Même un adulte de 250 livres peut s’asseoir dans les chariots Caroline’s Cart imaginés par l’Américaine Drew Ann Long, mère d’une enfant handicapée, Caroline.

«Cette clientèle-là»

CHRONIQUE / Mes enfants sont assez grands maintenant, je n’ai plus à les asseoir dans le chariot pour éviter qu’ils courent partout dans les allées de l’épicerie ni à craindre qu’ils fassent tomber les boîtes qui sont à leur portée.

Stéphanie Leclerc, elle n’a pas cette chance, même si sa fille a 10 ans.

Elle est encore aux couches.

Atteinte du syndrome de Phelan-McDermid, une maladie rare qui provoque un retard global de développement moteur et intellectuel, sa fille parle peu, elle a des comportements qui peuvent s’apparenter au trouble du spectre de l’autisme. Aller à l’épicerie avec elle relève de l’exploit.

Elle n’est pas seule dans son cas, évidemment, des centaines de parents d’enfants lourdement handicapés doivent composer avec des enfants qui agissent comme des petits, mais qui sont trop grands pour s’asseoir dans le chariot. 

Et ils ne peuvent pas les laisser à la maison.

Il existe une solution, et elle est toute simple en plus, elle a été imaginée aux États-Unis par les parents d’une enfant handicapée, Caroline. Ils ont conçu un chariot d’épicerie qui a presque l’air d’un chariot normal, mais où l’arrière a été remplacé par un siège adapté avec des sangles pour que l’enfant soit en sécurité.

Ils l’ont tout bonnement appelé le Caroline’s Cart, l’ont fait breveter et ont trouvé une compagnie pour les produire.

Les parents d’enfants handicapés sont très débrouillards.

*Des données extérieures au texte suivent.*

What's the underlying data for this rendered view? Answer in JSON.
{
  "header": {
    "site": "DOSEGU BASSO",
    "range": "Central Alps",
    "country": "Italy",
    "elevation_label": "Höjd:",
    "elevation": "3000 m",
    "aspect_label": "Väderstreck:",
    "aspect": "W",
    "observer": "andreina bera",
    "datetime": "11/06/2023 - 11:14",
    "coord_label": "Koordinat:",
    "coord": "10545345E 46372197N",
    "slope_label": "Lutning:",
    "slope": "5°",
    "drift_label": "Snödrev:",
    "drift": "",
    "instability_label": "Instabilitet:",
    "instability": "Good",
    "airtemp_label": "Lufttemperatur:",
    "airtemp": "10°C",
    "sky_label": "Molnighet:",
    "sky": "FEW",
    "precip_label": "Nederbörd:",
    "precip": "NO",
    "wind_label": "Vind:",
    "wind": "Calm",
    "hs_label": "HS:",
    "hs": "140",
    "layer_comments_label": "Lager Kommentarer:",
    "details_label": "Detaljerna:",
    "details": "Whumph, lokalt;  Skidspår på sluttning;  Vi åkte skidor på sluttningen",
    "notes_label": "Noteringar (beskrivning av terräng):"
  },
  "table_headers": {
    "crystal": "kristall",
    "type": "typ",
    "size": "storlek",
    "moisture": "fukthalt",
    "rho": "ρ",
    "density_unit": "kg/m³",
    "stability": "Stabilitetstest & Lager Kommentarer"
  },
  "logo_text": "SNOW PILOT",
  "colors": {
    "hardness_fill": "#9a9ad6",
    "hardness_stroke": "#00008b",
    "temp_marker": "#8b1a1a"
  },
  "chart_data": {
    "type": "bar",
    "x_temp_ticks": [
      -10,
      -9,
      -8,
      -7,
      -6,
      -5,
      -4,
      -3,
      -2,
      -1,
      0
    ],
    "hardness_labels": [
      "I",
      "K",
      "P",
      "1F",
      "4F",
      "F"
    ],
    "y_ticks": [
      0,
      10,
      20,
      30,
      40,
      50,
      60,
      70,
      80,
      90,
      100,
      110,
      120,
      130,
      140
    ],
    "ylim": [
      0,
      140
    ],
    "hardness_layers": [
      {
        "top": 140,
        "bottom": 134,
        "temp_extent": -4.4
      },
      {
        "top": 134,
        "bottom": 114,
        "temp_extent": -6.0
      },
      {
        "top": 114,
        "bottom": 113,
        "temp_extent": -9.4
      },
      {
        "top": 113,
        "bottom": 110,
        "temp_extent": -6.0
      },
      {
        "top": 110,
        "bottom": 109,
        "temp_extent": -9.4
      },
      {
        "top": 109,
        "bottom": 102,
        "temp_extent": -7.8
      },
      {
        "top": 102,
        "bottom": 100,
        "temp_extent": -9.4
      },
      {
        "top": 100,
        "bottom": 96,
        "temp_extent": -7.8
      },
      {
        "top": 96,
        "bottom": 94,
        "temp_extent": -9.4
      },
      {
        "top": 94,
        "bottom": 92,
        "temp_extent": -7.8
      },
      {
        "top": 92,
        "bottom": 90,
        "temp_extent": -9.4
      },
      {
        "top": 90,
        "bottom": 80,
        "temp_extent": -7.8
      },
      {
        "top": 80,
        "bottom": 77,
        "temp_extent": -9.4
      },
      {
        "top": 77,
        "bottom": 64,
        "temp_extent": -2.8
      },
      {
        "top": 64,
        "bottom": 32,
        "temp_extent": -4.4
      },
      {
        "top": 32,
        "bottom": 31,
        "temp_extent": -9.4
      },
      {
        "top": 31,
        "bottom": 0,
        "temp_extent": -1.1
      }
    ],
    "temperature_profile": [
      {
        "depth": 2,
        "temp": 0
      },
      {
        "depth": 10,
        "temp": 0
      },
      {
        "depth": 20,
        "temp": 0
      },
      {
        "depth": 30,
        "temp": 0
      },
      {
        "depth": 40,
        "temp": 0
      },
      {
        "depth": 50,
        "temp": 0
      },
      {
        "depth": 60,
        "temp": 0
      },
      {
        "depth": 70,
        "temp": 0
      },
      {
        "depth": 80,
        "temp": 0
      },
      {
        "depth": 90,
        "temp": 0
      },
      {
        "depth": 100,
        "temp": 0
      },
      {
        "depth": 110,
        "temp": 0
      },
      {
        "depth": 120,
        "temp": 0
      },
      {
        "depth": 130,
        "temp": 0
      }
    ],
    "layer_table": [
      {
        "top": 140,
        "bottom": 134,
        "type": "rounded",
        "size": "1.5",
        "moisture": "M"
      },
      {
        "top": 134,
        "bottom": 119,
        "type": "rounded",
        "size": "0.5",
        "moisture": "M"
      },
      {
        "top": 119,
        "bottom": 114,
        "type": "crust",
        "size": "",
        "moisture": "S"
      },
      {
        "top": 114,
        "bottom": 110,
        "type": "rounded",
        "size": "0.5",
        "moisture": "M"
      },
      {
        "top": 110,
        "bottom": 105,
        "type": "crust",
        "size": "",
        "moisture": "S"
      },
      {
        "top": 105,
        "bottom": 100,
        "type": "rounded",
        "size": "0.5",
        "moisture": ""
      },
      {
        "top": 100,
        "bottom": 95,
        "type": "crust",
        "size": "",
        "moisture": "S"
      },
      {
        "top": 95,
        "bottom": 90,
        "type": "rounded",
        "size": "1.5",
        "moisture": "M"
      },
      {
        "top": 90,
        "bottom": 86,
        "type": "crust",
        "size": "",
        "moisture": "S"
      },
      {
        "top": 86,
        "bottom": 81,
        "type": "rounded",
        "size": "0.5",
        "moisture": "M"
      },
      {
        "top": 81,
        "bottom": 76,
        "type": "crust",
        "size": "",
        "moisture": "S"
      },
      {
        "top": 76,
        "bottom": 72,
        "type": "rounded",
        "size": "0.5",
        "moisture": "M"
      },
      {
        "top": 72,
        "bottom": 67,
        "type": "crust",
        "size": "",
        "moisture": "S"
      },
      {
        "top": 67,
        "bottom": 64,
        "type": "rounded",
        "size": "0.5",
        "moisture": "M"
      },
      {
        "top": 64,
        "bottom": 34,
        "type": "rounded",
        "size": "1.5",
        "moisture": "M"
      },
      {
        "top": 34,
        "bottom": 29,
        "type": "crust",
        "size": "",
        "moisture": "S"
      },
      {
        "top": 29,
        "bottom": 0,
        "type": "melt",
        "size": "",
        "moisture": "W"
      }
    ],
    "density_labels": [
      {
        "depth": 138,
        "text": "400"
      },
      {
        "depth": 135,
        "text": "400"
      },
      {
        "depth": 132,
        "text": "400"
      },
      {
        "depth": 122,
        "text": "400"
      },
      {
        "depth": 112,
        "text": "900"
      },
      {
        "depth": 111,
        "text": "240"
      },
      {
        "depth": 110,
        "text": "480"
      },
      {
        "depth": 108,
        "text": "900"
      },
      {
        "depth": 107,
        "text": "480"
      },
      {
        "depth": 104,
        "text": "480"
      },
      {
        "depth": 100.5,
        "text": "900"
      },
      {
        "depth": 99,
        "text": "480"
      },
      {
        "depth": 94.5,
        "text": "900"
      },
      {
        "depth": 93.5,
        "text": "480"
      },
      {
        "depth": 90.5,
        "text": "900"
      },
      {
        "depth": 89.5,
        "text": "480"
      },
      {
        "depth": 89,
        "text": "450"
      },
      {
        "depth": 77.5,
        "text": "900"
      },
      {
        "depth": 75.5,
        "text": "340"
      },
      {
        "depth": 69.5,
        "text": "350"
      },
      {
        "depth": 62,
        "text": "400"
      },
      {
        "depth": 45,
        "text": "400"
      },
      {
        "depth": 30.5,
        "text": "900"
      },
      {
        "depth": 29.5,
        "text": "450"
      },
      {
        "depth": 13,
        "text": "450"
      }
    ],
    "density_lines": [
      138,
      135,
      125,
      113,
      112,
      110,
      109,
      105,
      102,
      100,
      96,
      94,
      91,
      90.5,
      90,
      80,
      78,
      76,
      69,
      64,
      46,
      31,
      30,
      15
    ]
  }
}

Quand Stéphanie Leclerc a entendu parler du Caroline’s Cart, elle a tout de suite fait des démarches auprès des commerces pour qu’ils en achètent un, certains l’ont fait, plusieurs ont jugé que ce n’était pas nécessaire parce que, de toute façon, «cette clientèle-là» ne fréquentait pas leur établissement.

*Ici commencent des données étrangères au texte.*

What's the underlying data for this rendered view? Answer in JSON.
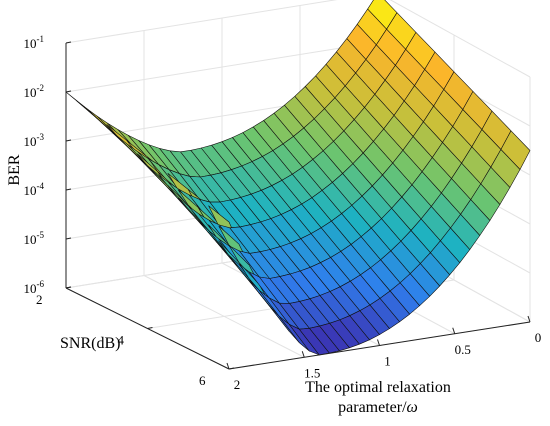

Stéphanie fulmine, elle m’a écrit un long courriel. «Nous essayons de leur répondre calmement : en effet, vous ne les voyez pas, puisque les proches aidants ne peuvent faire leurs courses chez vous avec cette “clientèle-là”. On doit payer pour que quelqu’un en prenne soin à la maison, on fait certains achats en ligne, on quitte le travail plus tôt pour arrêter rapidement au commerce avant d’aller chercher notre enfant à l’école…»

Ce n’est jamais simple, avoir un enfant handicapé.

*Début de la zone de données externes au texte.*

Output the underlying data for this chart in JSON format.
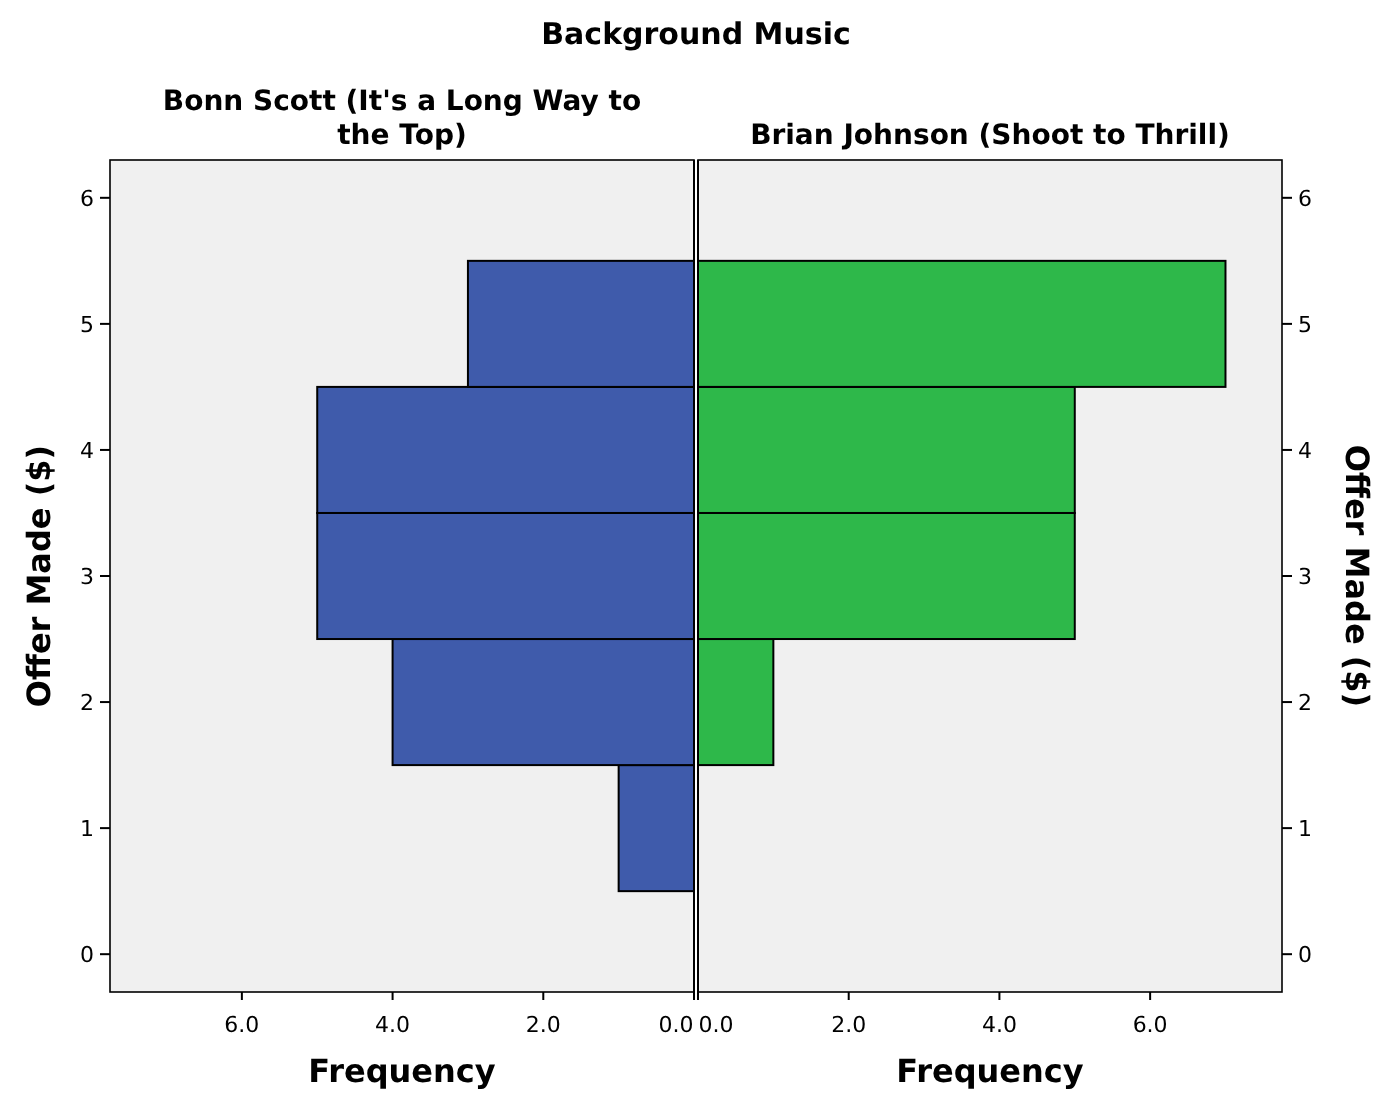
{
  "chart_data": [
    {
      "type": "histogram",
      "title": "Background Music",
      "subtitle": "Bonn Scott (It's a Long Way to the Top)",
      "xlabel": "Frequency",
      "ylabel": "Offer Made ($)",
      "orientation": "horizontal",
      "bins": [
        0.5,
        1.5,
        2.5,
        3.5,
        4.5,
        5.5
      ],
      "values": [
        1,
        4,
        5,
        5,
        3
      ],
      "color": "#3f5bab",
      "xlim": [
        7.75,
        0
      ],
      "xticks": [
        {
          "value": 6,
          "label": "6.0"
        },
        {
          "value": 4,
          "label": "4.0"
        },
        {
          "value": 2,
          "label": "2.0"
        },
        {
          "value": 0,
          "label": "0.0"
        }
      ],
      "ylim": [
        -0.3,
        6.3
      ],
      "yticks": [
        0,
        1,
        2,
        3,
        4,
        5,
        6
      ],
      "grid": false
    },
    {
      "type": "histogram",
      "subtitle": "Brian Johnson (Shoot to Thrill)",
      "xlabel": "Frequency",
      "ylabel": "Offer Made ($)",
      "orientation": "horizontal",
      "bins": [
        0.5,
        1.5,
        2.5,
        3.5,
        4.5,
        5.5
      ],
      "values": [
        0,
        1,
        5,
        5,
        7
      ],
      "color": "#2eb84a",
      "xlim": [
        0,
        7.75
      ],
      "xticks": [
        {
          "value": 0,
          "label": "0.0"
        },
        {
          "value": 2,
          "label": "2.0"
        },
        {
          "value": 4,
          "label": "4.0"
        },
        {
          "value": 6,
          "label": "6.0"
        }
      ],
      "ylim": [
        -0.3,
        6.3
      ],
      "yticks": [
        0,
        1,
        2,
        3,
        4,
        5,
        6
      ],
      "grid": false
    }
  ]
}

Les chariots ressemblent à des chariots normaux, mais avec un siège adapté.

Le chariot est distribué au Canada par une compagnie basée à Montréal, Cari-All, et les parents comme Stéphanie demandent aux propriétaires des commerces qu’ils fréquentent s’ils veulent en avoir un. «Le chariot répond à un si grand éventail de besoins. C’est une solution “clé en main” sans devoir construire ou rénover quoi que ce soit... Pourtant, il est si difficile de réussir à obtenir une réponse positive. Certains commerçants sont très ouverts, comprennent bien les enjeux et agissent rapidement, mais ce n’est pas la majorité. En deux ou trois ans de démarches actives des proches aidants, il y a environ une cinquantaine de commerces qui en ont fait l’acquisition.»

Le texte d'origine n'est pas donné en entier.